Dr. Bill Turner retires scalpel after 35 years

Wednesday, June 4, 2014
Dr. Bill Turner. Submitted photo

Nevada Daily Mail

Spending nearly 35 years as a surgeon at Nevada Regional Medical Center, Bill Turner became an essential part of the hospital and established the hospital's wound clinic.

Turner, 71, retired to Emeritus status, effective April 15.

"I feel comfortable retiring, knowing who is here now," he said. "Joe Dodd and Sherwin Parungao do a bang up job in the operating room. I'd let them operate on me or my wife."

Turner said when he first came to the hospital in the '80s, he at times assisted other surgeons and at times did every kind of surgery himself.

"When I had surgery for many years by myself, I thought about retiring but then I'd leave the hospital with nothing," he said. "When I came here I was doing everything -- pacemakers, boob jobs, hysterectomies and c-sections. I was so glad when Scott Compton came so I didn't have to do bones. Bones is more like whittling; it's not the gentleness with tissues that I like."

Turner recalled with a laugh the days when he assisted with c-sections.

"I would try to name the babies," he said. "I didn't have anybody want to take me up on Gottlob even though he was a famous surgeon. One time we were finishing a c-section for a lady with twins. The father and mother are smiling. I said, 'Oh look here's another one!' Everyone looks like they're going to fall to the floor. I said, 'Just kidding!'"

Turner said his philosophy is to make surgery fun.

"Early on in my career, I realized that if I got angry, my hand would shake," he said. "That's not good. So I decided I'm not going to get angry anymore, instead I will make work fun. I love surgery. I like trauma, too. It's like a Christmas package, you open it up and see what you get. I enjoy the people, patients and families. I remember Marie McCullough was my nurse for 16 years; we cried with a lot of patients, and we did a lot of hugging."

Turner laughed as he remembered a little lady who would come every week from Christian Health Care for wound care.
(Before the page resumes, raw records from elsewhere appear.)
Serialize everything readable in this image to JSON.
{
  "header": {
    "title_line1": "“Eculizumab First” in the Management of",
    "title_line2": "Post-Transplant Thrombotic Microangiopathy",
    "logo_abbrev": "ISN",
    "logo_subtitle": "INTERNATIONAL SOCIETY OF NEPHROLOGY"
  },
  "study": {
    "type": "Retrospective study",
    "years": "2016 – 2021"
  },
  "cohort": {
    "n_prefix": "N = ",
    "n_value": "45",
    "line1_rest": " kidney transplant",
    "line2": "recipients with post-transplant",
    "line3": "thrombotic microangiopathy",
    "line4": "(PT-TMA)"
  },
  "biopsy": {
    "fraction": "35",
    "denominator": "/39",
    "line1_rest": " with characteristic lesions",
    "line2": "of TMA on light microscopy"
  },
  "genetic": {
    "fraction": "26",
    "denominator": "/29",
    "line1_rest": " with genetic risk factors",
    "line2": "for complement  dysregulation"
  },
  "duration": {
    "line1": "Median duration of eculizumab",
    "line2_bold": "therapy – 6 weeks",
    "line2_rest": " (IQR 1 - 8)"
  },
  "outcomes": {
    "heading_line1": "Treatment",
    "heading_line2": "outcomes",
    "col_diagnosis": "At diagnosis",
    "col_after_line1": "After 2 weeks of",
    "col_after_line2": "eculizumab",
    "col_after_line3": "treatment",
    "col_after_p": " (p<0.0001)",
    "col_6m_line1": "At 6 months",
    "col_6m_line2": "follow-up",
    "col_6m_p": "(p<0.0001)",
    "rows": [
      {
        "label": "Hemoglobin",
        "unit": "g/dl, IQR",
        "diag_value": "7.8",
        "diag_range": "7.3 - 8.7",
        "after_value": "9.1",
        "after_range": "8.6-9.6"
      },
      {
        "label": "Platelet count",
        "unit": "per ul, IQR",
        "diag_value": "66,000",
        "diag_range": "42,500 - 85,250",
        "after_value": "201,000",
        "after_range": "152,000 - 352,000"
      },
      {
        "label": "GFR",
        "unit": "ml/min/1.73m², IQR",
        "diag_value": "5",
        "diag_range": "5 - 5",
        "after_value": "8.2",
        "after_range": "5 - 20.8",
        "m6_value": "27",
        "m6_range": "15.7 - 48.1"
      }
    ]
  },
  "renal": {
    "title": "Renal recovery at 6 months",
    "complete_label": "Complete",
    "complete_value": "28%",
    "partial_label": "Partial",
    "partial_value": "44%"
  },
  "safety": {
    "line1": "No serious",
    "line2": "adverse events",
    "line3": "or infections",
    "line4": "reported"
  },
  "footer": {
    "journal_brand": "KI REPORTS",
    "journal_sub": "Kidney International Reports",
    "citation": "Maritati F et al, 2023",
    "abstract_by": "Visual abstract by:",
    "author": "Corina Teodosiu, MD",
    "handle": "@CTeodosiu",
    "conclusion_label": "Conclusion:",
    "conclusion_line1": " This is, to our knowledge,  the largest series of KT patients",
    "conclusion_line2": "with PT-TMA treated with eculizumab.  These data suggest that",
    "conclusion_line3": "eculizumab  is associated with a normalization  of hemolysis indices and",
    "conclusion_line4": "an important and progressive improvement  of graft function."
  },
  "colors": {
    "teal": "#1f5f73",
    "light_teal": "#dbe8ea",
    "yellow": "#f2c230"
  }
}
"One day she came in, and we were very busy," he said. "I just took care of her and sent her back. She came back the next week, and the nurse told me she was pissed for three days. She wouldn't even talk. I went in there, gave her a big hug, and she was fine."

After earning his medical degree from the University of Oklahoma, Turner said he came to Nevada because his wife, Vicki, had family in the area and he likes small towns.

"I like a smaller town because you can be socially mobile," he said. "You go to a large city, and you get lost in the crowd. Here if you're interested in politics, you can do it. I've been a part of West Central Medical Society, a group of docs from surrounding counties who talk about common problems."

Turner said he became a doctor because biochemistry fascinated him.

"I first started out in research," he said. "I majored in zoology and chemistry. As I got deeper and deeper in research, I knew I was going to have to go to a large city. I really didn't like that. So I dovetailed into medicine. I had a year internship in internal medicine, and I said, 'I'm not curing anybody.' In surgery, at least, you've got a beginning and an end, a chance for a cure."

Over the years, he said he's seen major changes in the field.

"Laparoscopic stuff (minimally invasive surgery) has really gotten big," he said. "We used to do a lot of open procedures. Patients go home in less time with fewer complications."

Changes in technology, though, are part of the reason why he said he decided to retire.

"Obamacare and computers are why I retired," he said simply.

Turner said he plans to teach nursing students at Fort Scott Community College and Crowder.

"I get a kick out of showing them how to handle patients and examining X-rays and lab work," he said. "Though I told the schools, I can't work Fridays because we go to OU football."

He said he plans to visit New York City as well as Europe in the spring.

"We have OU football in the fall," he said with a smile. "We go to all the home games."